O nome Ghibli carrega muito significado para mim, desde que eu era uma menina pequena. Lembro-me de assistir à Viagem de Chihiro no cinema com minha mãe, e de me encantar com o espetáculo visual próprio daquele estúdio. Anos depois, após ver vários filmes do seu catálogo, foi-me recomendado um jogo cujo design tinha sido todo elaborado pelo Ghibli, o Ni no Kuni: Wrath of the White Witch.
Instantaneamente, o jogo tornou-se um dos meus favoritos, zerei com lágrimas nos olhos. Eu estava ansiosa por mais conteúdo, e o segundo jogo não serviu muito para saciar essa vontade, embora eu tenha gostado muito. Quando soube que uma adaptação estava a caminho, fiquei empolgadíssima. Um filme ambientado em um dos meus universos favoritos? Vi todos os trailers, fiquei animada com cada anúncio de lançamento. O que poderia dar errado?
Bem, você leu o título dessa crítica.
Vamos lá.
Ni no Kuni (título que pode significar “Outro Mundo”/”Segundo Mundo”) é uma série de, até agora, dois videogames desenvolvida pela Level-5. Cada um deles, o jogador acompanha um indivíduo do nosso mundo (no primeiro, Olliver; e no segundo, ainda que num papel secundário, Roland) em sua jornada nessa dimensão fantástica. O filme também segue esse padrão, sendo ambientado nesse “Outro Mundo”, porém mais genérico que as versões exploradas pela outra mídia.
Desta vez, os protagonistas são os colegiais Yu, um menino confinado à cadeira de rodas, e Haru, seu melhor amigo atleta. Eles seguem seus dias como adolescentes japoneses medianos, até que um incidente os leva ao Segundo Mundo, onde magia é real e o Yu pode andar. Eventualmente, eles se envolvem com uma guerra, e cada um dos amigos alia-se a um lado do conflito.
Honestamente, foi uma das minhas maiores decepções do audiovisual, ganhando facinho em categoria de desgosto do infame Esquadrão Suicida. A história é muito genérica e desde o primeiro instante eu consegui adivinhar as revelações do roteiro, impedindo qualquer surpresa. Os diálogos são muito expositivos, e muitas vezes mal escritos, o que impossibilitou aparecer qualquer senso de verossimilhança ou genuinidade. Os personagens parecem mais rascunhos, sem alguma personalidade muito elaborada.
Para não ser apenas negativa, concederei que a arte é muito boa. Os cenários são lindos, os designs de personagens são interessantes, e o uso de cores é excelente. Ghibli não teve envolvimento direto, só trabalhando no primeiro jogo, porém os elementos de sua identidade criativa estão aí: foi como se copiassem alguma obra do estúdio, roubando seus componentes mais marcantes, no entanto, sem captar a essência. Era como um bolo de puro glacê, enjoativo embora belo. A dublagem também está bem trabalhada, e, às vezes, era o que salvava umas falas mal elaboradas, porém eu não esperaria nada menos dos nossos profissionais.
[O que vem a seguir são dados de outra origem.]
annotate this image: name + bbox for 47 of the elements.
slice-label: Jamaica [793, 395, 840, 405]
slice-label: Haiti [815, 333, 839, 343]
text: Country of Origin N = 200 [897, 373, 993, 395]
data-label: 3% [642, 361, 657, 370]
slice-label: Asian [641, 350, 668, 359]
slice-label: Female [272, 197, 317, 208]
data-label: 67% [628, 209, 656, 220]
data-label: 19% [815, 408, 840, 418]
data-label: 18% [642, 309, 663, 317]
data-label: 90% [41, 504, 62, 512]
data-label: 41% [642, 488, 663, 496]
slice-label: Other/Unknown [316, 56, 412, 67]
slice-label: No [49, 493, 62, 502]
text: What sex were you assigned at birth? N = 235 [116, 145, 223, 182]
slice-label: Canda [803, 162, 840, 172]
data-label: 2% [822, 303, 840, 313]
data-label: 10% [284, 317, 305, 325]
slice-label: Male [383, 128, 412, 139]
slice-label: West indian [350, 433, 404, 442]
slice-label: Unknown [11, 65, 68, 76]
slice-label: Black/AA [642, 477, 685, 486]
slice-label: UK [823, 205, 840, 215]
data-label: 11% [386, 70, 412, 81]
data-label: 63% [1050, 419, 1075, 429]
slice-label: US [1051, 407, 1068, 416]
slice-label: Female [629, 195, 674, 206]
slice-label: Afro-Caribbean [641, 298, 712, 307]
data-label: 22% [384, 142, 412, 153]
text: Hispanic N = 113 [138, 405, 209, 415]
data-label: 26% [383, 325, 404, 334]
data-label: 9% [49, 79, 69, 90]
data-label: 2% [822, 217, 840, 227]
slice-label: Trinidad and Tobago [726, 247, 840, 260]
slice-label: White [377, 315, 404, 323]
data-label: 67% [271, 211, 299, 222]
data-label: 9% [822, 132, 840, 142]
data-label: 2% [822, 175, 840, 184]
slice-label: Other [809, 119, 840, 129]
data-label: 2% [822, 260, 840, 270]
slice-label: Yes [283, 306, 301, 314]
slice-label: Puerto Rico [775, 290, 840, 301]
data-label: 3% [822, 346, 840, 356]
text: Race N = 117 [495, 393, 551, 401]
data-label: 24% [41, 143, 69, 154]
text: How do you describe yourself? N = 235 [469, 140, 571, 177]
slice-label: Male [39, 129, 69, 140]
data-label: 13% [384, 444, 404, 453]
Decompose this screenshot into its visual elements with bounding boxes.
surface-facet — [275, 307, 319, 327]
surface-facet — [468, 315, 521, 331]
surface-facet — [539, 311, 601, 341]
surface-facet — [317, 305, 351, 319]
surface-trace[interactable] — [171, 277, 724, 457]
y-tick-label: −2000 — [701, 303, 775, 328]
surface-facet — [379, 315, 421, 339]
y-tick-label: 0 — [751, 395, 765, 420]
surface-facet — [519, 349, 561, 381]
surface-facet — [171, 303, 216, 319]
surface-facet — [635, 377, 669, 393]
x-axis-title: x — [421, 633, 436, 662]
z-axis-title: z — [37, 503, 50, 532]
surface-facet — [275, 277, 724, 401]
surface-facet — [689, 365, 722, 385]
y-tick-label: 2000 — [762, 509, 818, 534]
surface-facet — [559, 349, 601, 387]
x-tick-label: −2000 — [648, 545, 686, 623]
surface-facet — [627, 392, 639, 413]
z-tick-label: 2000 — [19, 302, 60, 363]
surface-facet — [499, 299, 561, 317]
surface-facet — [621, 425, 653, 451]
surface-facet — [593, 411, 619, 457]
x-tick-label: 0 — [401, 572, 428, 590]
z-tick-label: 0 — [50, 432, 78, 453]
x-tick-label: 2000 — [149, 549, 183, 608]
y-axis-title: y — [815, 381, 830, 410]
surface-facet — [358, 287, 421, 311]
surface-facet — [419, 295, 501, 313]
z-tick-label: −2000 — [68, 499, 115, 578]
Não sei porque eu continuei vendo. Quiçá um misto de masoquismo com curiosidade; talvez uma esperança de que, uma vez a situação resolvida, as peças se encaixariam. Em dados instantes, era possível capturar detalhes do meu amado jogo: o uso de uma música da trilha sonora original, ou o design de algum objeto. De qualquer forma, seja à base da auto-enganação ou da indignação, eu terminei o filme. Se eu recomendo? Não. Se gostar de jogos de RPG, e tiver consoles japoneses (Nintendo Switch ou Playstation 4), jogue os originais.
Ni no Kuni: Wrath of the White Witch é uma obra muito significativa para mim, e, mesmo anos depois de ter zerado, eu ainda carrego no coração a sua história fenomenal. Saber que a sua adaptação para minha mídia favorita resultou nesse absoluto fracasso de vendas e recepção traz um sabor amargo à boca. Espero que o futuro guarde novidades melhores.
Se ainda assim desejar assistir ao filme de Ni no Kuni, pode encontrá-lo no catálogo da Netflix.